Improving outcomes for IBS and associated conditions
The prevalence of irritable bowel syndrome (IBS) in the UK is estimated to be between15% and 20% (King’s, 2014), so therefore affects ~1 in 5 people at some stage of their lives. Therefore, in Wales it is likely that around 450,000 people suffer with IBS.
Symptoms of IBS are very individual, but are characterised by bloating, abdominal cramps and pain, excessive wind, diarrhoea with ‘urgency’ and constipation. IBS is often described as a functional gut disorder and often involves invasive investigations to reach a diagnosis. It has traditionally been treated with medication, but drug treatment can often add to the problem.
Sufferers often try independent dietary manipulation, increasing the risk dietary imbalance and deficiencies or are signposted to often unreliable online dietary advice.
The traditional approach to dietary management has concentrated on regularity of meals, adjustments to fibre intake and reductions of caffeine, fatty and spicy foods. For a minority of patients with a poor dietary intake and an irregular meal pattern, this advice may be sufficient, but for most this has little effect on their debilitating symptoms.

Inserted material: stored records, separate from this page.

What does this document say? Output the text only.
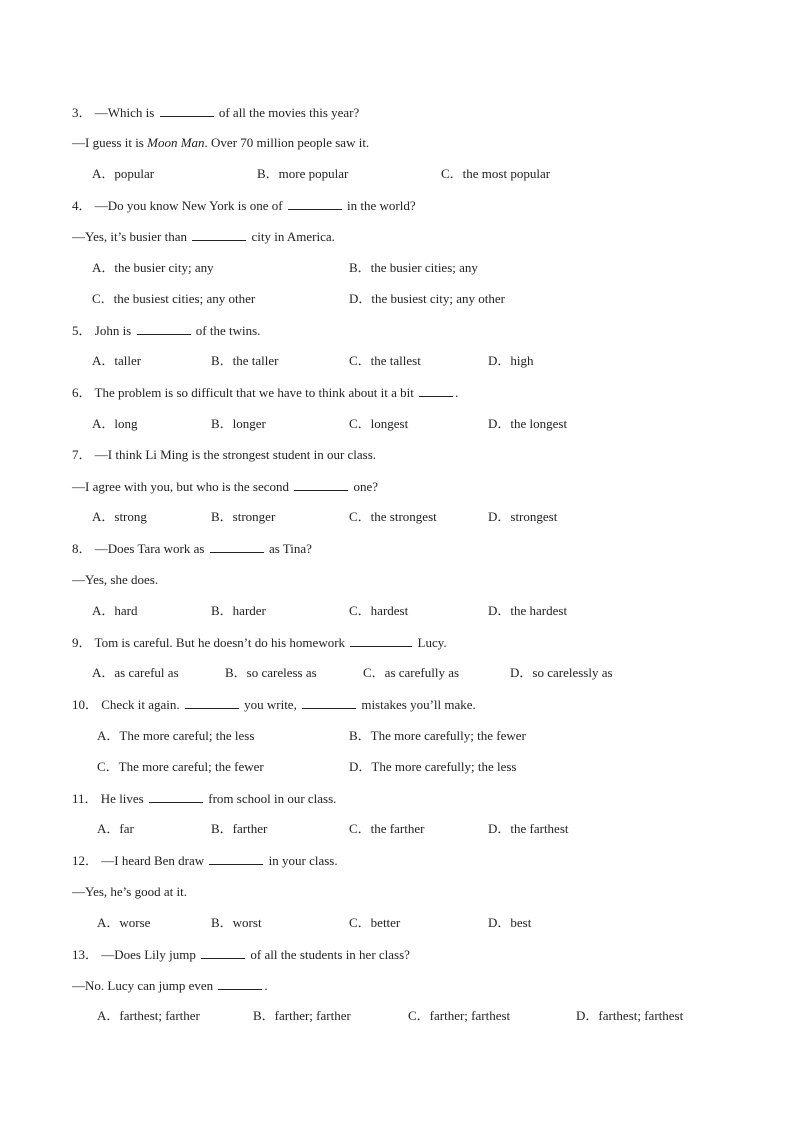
3． —Which is	of all the movies this year?
—I guess it is Moon Man. Over 70 million people saw it.
A．popular	B．more popular	C．the most popular
4． —Do you know New York is one of	in the world?
—Yes, it’s busier than	city in America.
A．the busier city; any	B．the busier cities; any
C．the busiest cities; any other	D．the busiest city; any other
5． John is	of the twins.
A．taller	B．the taller	C．the tallest	D．high
6． The problem is so difficult that we have to think about it a bit	.
A．long	B．longer	C．longest	D．the longest
7． —I think Li Ming is the strongest student in our class.
—I agree with you, but who is the second	one?
A．strong	B．stronger	C．the strongest	D．strongest
8． —Does Tara work as	as Tina?
—Yes, she does.
A．hard	B．harder	C．hardest	D．the hardest
9． Tom is careful. But he doesn’t do his homework	Lucy.
A．as careful as	B．so careless as	C．as carefully as	D．so carelessly as
10． Check it again.	you write,	mistakes you’ll make.
A．The more careful; the less	B．The more carefully; the fewer
C．The more careful; the fewer	D．The more carefully; the less
11． He lives	from school in our class.
A．far	B．farther	C．the farther	D．the farthest
12． —I heard Ben draw	in your class.
—Yes, he’s good at it.
A．worse	B．worst	C．better	D．best
13． —Does Lily jump	of all the students in her class?
—No. Lucy can jump even	.
A．farthest; farther	B．farther; farther	C．farther; farthest	D．farthest; farthest
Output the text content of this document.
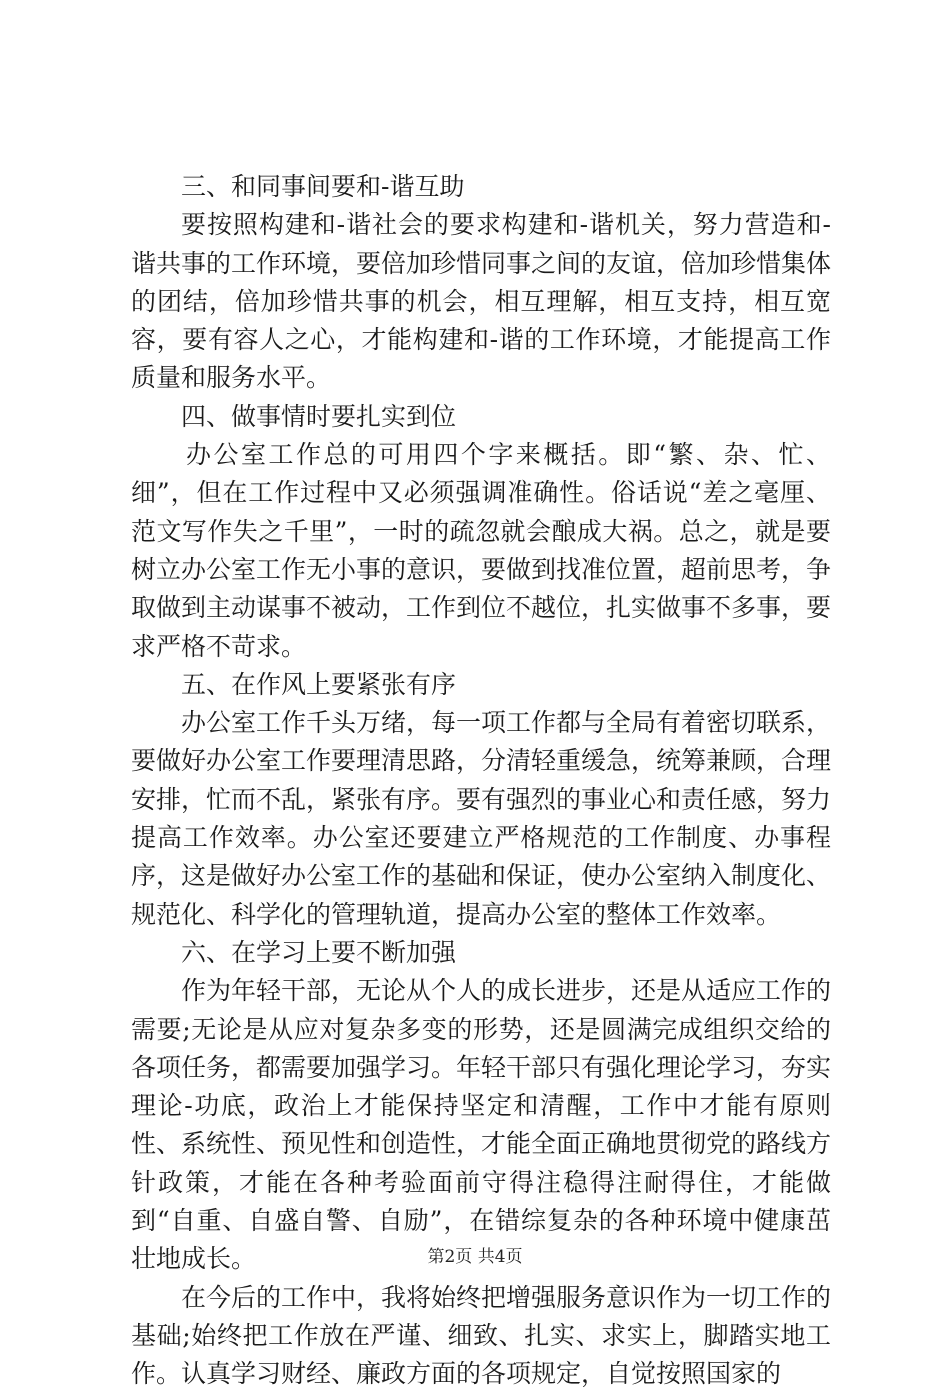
三、和同事间要和-谐互助

要按照构建和-谐社会的要求构建和-谐机关，努力营造和-谐共事的工作环境，要倍加珍惜同事之间的友谊，倍加珍惜集体的团结，倍加珍惜共事的机会，相互理解，相互支持，相互宽容，要有容人之心，才能构建和-谐的工作环境，才能提高工作质量和服务水平。

四、做事情时要扎实到位

办公室工作总的可用四个字来概括。即“繁、杂、忙、细”，但在工作过程中又必须强调准确性。俗话说“差之毫厘、范文写作失之千里”，一时的疏忽就会酿成大祸。总之，就是要树立办公室工作无小事的意识，要做到找准位置，超前思考，争取做到主动谋事不被动，工作到位不越位，扎实做事不多事，要求严格不苛求。

五、在作风上要紧张有序

办公室工作千头万绪，每一项工作都与全局有着密切联系，要做好办公室工作要理清思路，分清轻重缓急，统筹兼顾，合理安排，忙而不乱，紧张有序。要有强烈的事业心和责任感，努力提高工作效率。办公室还要建立严格规范的工作制度、办事程序，这是做好办公室工作的基础和保证，使办公室纳入制度化、规范化、科学化的管理轨道，提高办公室的整体工作效率。

六、在学习上要不断加强

作为年轻干部，无论从个人的成长进步，还是从适应工作的需要;无论是从应对复杂多变的形势，还是圆满完成组织交给的各项任务，都需要加强学习。年轻干部只有强化理论学习，夯实理论-功底，政治上才能保持坚定和清醒，工作中才能有原则性、系统性、预见性和创造性，才能全面正确地贯彻党的路线方针政策，才能在各种考验面前守得注稳得注耐得住，才能做到“自重、自盛自警、自励”，在错综复杂的各种环境中健康茁壮地成长。

在今后的工作中，我将始终把增强服务意识作为一切工作的基础;始终把工作放在严谨、细致、扎实、求实上，脚踏实地工作。认真学习财经、廉政方面的各项规定，自觉按照国家的

第2页 共4页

The scientific evidence states that FODMAP trained dietitians are essential part of the service for people with IBS and related symptoms. Early access to professional support can also help identify people with coeliac disease, inflammatory bowel disease and colorectal cancer earlier with multidisciplinary working across dietetics, gastroenterology and primary care.
The evidence and the guidelines are clear on the impact that can be made with the right access to specialist care.
Some of the recent publications on the role of dietitians in primary care highlight the opportunities. This includes reducing workload for GPs, and support patients such as self-management including for people with long term conditions and food related ill-health (BDA, 2017). The impact on health service utilisation was followed as part of a service evaluation of a dietetic‐led IBS clinic, and this showed that on a one year follow up, patients were reporting improved symptoms with a substantial decrease in any patient visit to GPs and for specialist gastroenterologist services, and a slight reduction in medication usage for gut symptoms (read online). These are results being published in 2021 as well as over the last 6 years.
Patient feedback and measurement taken for the adoption sites in Wales are showing positive benefits and echoing the results from the available evidence.
Find out more about the results from the adoption sites.
This is what Tricia (from Swansea) who joined the programme had to say about her sessions with as part of a dietitian-led service.
She reflected on how her approach to what food to avoid (as they would have triggered her IBS symptoms) had turned out not to be correct.
“You think you’ve been doing it right – but I’ve been doing it wrong. I wish I’d known about this diet 10 years ago. I still have some slight blips but I know how to deal with them now. It has been amazing.”
Her life had been affected by her gut symptoms and this is very common for people with IBS or food-related symptoms.
“You don’t really go out and eat things because you’re constantly looking for where the toilet is. It’s just life-changing.“
And following her treatment, her quality of life has improved.
“Now I go out, I know what I can eat and what I can’t eat so I’m not putting myself in a position to make me unwell.